The Japanese government plans to set up a task force to help develop a regulatory regime designed to speed up the process of issuing licenses for destination casinos once they are legalized.
The goal is to have the first resorts open in time for the 2020 Summer Olympics in Tokyo, and officials from various government agencies will come together to work on it, said Chief Cabinet Secretary Yoshihide Suga.
“It will not take that much time” for the task force to be assembled, he said. “We will need to identify issues to deal with by looking into cases and legal systems seen in other countries.”
A bill to legalize the industry was introduced in December with the backing of Prime Minister Shinzo Abe’s governing Liberal Democratic Party.
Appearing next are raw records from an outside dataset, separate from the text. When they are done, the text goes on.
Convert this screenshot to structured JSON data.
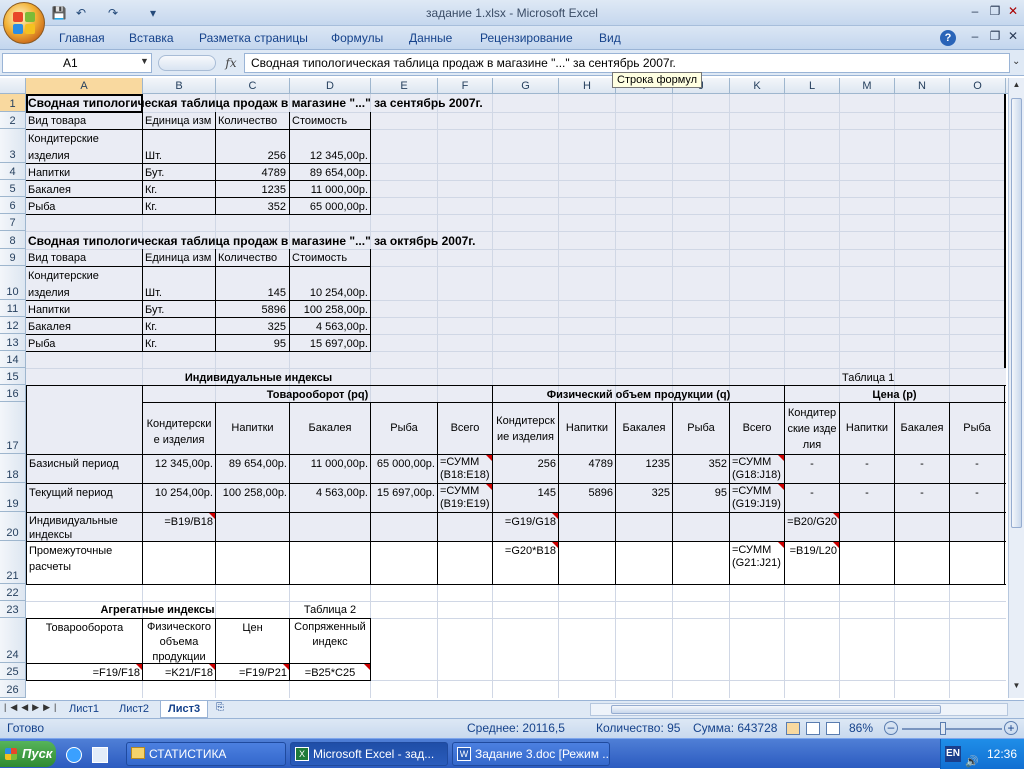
{
  "window": {
    "title": "задание 1.xlsx - Microsoft Excel"
  },
  "qat": {
    "save": "💾",
    "undo": "↶",
    "redo": "↷",
    "more": "▾"
  },
  "ribbon": {
    "tabs": [
      "Главная",
      "Вставка",
      "Разметка страницы",
      "Формулы",
      "Данные",
      "Рецензирование",
      "Вид"
    ]
  },
  "formula_bar": {
    "name_box": "A1",
    "fx": "fx",
    "content": "Сводная типологическая таблица продаж в магазине \"...\" за сентябрь 2007г.",
    "tooltip": "Строка формул"
  },
  "columns": [
    "A",
    "B",
    "C",
    "D",
    "E",
    "F",
    "G",
    "H",
    "I",
    "J",
    "K",
    "L",
    "M",
    "N",
    "O"
  ],
  "rows": [
    "1",
    "2",
    "3",
    "4",
    "5",
    "6",
    "7",
    "8",
    "9",
    "10",
    "11",
    "12",
    "13",
    "14",
    "15",
    "16",
    "17",
    "18",
    "19",
    "20",
    "21",
    "22",
    "23",
    "24",
    "25",
    "26"
  ],
  "cells": {
    "A1": "Сводная типологическая таблица продаж в магазине \"...\" за сентябрь 2007г.",
    "A2": "Вид товара",
    "B2": "Единица изм",
    "C2": "Количество",
    "D2": "Стоимость",
    "A3": "Кондитерские изделия",
    "B3": "Шт.",
    "C3": "256",
    "D3": "12 345,00р.",
    "A4": "Напитки",
    "B4": "Бут.",
    "C4": "4789",
    "D4": "89 654,00р.",
    "A5": "Бакалея",
    "B5": "Кг.",
    "C5": "1235",
    "D5": "11 000,00р.",
    "A6": "Рыба",
    "B6": "Кг.",
    "C6": "352",
    "D6": "65 000,00р.",
    "A8": "Сводная типологическая таблица продаж в магазине \"...\" за октябрь 2007г.",
    "A9": "Вид товара",
    "B9": "Единица изм",
    "C9": "Количество",
    "D9": "Стоимость",
    "A10": "Кондитерские изделия",
    "B10": "Шт.",
    "C10": "145",
    "D10": "10 254,00р.",
    "A11": "Напитки",
    "B11": "Бут.",
    "C11": "5896",
    "D11": "100 258,00р.",
    "A12": "Бакалея",
    "B12": "Кг.",
    "C12": "325",
    "D12": "4 563,00р.",
    "A13": "Рыба",
    "B13": "Кг.",
    "C13": "95",
    "D13": "15 697,00р.",
    "B15": "Индивидуальные индексы",
    "L15": "Таблица 1",
    "B16": "Товарооборот (pq)",
    "G16": "Физический объем продукции (q)",
    "L16": "Цена (p)",
    "B17": "Кондитерские изделия",
    "C17": "Напитки",
    "D17": "Бакалея",
    "E17": "Рыба",
    "F17": "Всего",
    "G17": "Кондитерские изделия",
    "H17": "Напитки",
    "I17": "Бакалея",
    "J17": "Рыба",
    "K17": "Всего",
    "L17": "Кондитерские изделия",
    "M17": "Напитки",
    "N17": "Бакалея",
    "O17": "Рыба",
    "A18": "Базисный период",
    "B18": "12 345,00р.",
    "C18": "89 654,00р.",
    "D18": "11 000,00р.",
    "E18": "65 000,00р.",
    "F18": "=СУММ(B18:E18)",
    "G18": "256",
    "H18": "4789",
    "I18": "1235",
    "J18": "352",
    "K18": "=СУММ(G18:J18)",
    "L18": "-",
    "M18": "-",
    "N18": "-",
    "O18": "-",
    "A19": "Текущий период",
    "B19": "10 254,00р.",
    "C19": "100 258,00р.",
    "D19": "4 563,00р.",
    "E19": "15 697,00р.",
    "F19": "=СУММ(B19:E19)",
    "G19": "145",
    "H19": "5896",
    "I19": "325",
    "J19": "95",
    "K19": "=СУММ(G19:J19)",
    "L19": "-",
    "M19": "-",
    "N19": "-",
    "O19": "-",
    "A20": "Индивидуальные индексы",
    "B20": "=B19/B18",
    "G20": "=G19/G18",
    "L20": "=B20/G20",
    "A21": "Промежуточные расчеты",
    "G21": "=G20*B18",
    "K21": "=СУММ(G21:J21)",
    "L21": "=B19/L20",
    "B23": "Агрегатные индексы",
    "D23": "Таблица 2",
    "A24": "Товарооборота",
    "B24": "Физического объема продукции",
    "C24": "Цен",
    "D24": "Сопряженный индекс",
    "A25": "=F19/F18",
    "B25": "=K21/F18",
    "C25": "=F19/P21",
    "D25": "=B25*C25"
  },
  "sheets": [
    "Лист1",
    "Лист2",
    "Лист3"
  ],
  "status": {
    "ready": "Готово",
    "average": "Среднее: 20116,5",
    "count": "Количество: 95",
    "sum": "Сумма: 643728",
    "zoom": "86%"
  },
  "taskbar": {
    "start": "Пуск",
    "tasks": [
      "СТАТИСТИКА",
      "Microsoft Excel - зад...",
      "Задание 3.doc [Режим ..."
    ],
    "lang": "EN",
    "time": "12:36"
  }
}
“Integrated resorts will be a main feature of my growth strategy,” Abe said in May during a state visit to Singapore that included tours of Las Vegas Sands’ Marina Bay Sands and Genting Singapore’s Resorts World Sentosa.
The bill failed to pass in the most recent session of the National Diet, but it was discussed in committee, and expectations are it will pass in a special session this fall.
Analysts believe two large-scale tourist-oriented resorts will be authorized initially, one each in Tokyo and Osaka, and possibly three or four smaller venues in regional markets. Forecasts are for a market worth $15 billion in the early going and possibly as much as $40 billion as the industry expands over the next decade.